Hague was speaking today at a joint news conference with his Russian counterpart Sergei Lavrov, who is in London on what is widely seen as a fence-mending visit after a series of diplomatic spats.
Hague said, "[the disagreements] shouldn't stop us from working together in areas which bring benefits to both our countries." He said a better-encrypted telephone line was being installed between the Kremlin and Downing Street to give leaders a more secure channel.
Lavrov: 'Very Positive'
Lavrov struck an equally conciliatory tone, praising his "very positive" dialogue with British leaders and extending an invitation for Britain's Prime Minister, David Cameron, to visit later in the year. Lavrov said he would discuss a date during talks with Cameron later in the day.
Both Lavrov and Hague carefully skirted some of the vexing issues that have strained relations between the two nations.
One of them is the death of former Russian secret service officer Aleksandr Litvinenko, who died of radioactive poisoning in London in 2006.
British authorities are angry at Russia's refusal to extradite lawmaker and former KGB officer Andrei Lugovoi, the chief suspect in the case, to stand trial in Britain.
A small group of protesters gathered outside the news conference's venue in London calling for justice in Litvinenko's case.
More recently, London and Moscow traded words over the expulsion of Luke Harding, a Moscow correspondent for Britain's "The Guardian" daily. Harding is now back in the Russian capital but it is still unclear how long he will be able to stay there.

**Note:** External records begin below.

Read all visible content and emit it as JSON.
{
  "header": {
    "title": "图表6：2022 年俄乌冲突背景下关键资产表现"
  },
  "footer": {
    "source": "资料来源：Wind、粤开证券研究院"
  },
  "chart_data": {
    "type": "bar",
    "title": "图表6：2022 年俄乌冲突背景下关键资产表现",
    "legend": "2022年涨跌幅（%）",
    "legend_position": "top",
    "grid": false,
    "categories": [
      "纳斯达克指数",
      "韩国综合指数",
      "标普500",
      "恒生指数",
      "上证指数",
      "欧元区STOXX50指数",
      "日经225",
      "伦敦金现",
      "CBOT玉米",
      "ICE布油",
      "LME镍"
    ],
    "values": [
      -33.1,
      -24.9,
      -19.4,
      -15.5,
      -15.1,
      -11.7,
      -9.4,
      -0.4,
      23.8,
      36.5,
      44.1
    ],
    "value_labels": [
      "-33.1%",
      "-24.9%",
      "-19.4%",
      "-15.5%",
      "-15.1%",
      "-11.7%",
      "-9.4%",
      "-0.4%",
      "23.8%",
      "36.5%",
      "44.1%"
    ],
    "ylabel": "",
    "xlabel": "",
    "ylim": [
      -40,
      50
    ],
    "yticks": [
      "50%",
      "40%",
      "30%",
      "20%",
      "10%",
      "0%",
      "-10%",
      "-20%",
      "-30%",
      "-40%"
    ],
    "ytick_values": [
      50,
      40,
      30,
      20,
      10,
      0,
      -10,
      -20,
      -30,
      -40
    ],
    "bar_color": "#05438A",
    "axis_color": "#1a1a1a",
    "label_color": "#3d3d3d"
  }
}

The case of Katia Zatuliveter, a Russian aide to a British parliamentarian, has also soured relations with Moscow. Zatuliveter, accused of spying on behalf of Russia but who denies wrongdoing, is facing deportation.
Today's news conference, however, focused largely on international issues, including Iran's controversial nuclear program and the political unrest in Egypt.
Lavrov made it clear that Russia would not support another round of United Nations sanctions on Tehran. "Additional sanctions would be stifling for the Iranian economy and would create social problems for the population. We cannot support this. I am speaking candidly," he said.
The Russian foreign minister also called on the international community not to encourage political unrest in the Middle East after street revolts that toppled veteran Presidents Zine El Abidine Ben Ali of Tunisia and Hosni Mubarak of Egypt.
"We Russians have lived through more than one revolution," he said. "This has been plenty for us and we think others shouldn't get dragged into this either."
On Afghanistan, Hague and Lavrov signed a joint declaration reiterating their support for the Afghan government's efforts to build a stable democratic state and battle drug trafficking.
The two diplomats also pledged enhanced bilateral cooperation in the spheres of human rights, trade, culture, and the fight against organized crime and terrorism.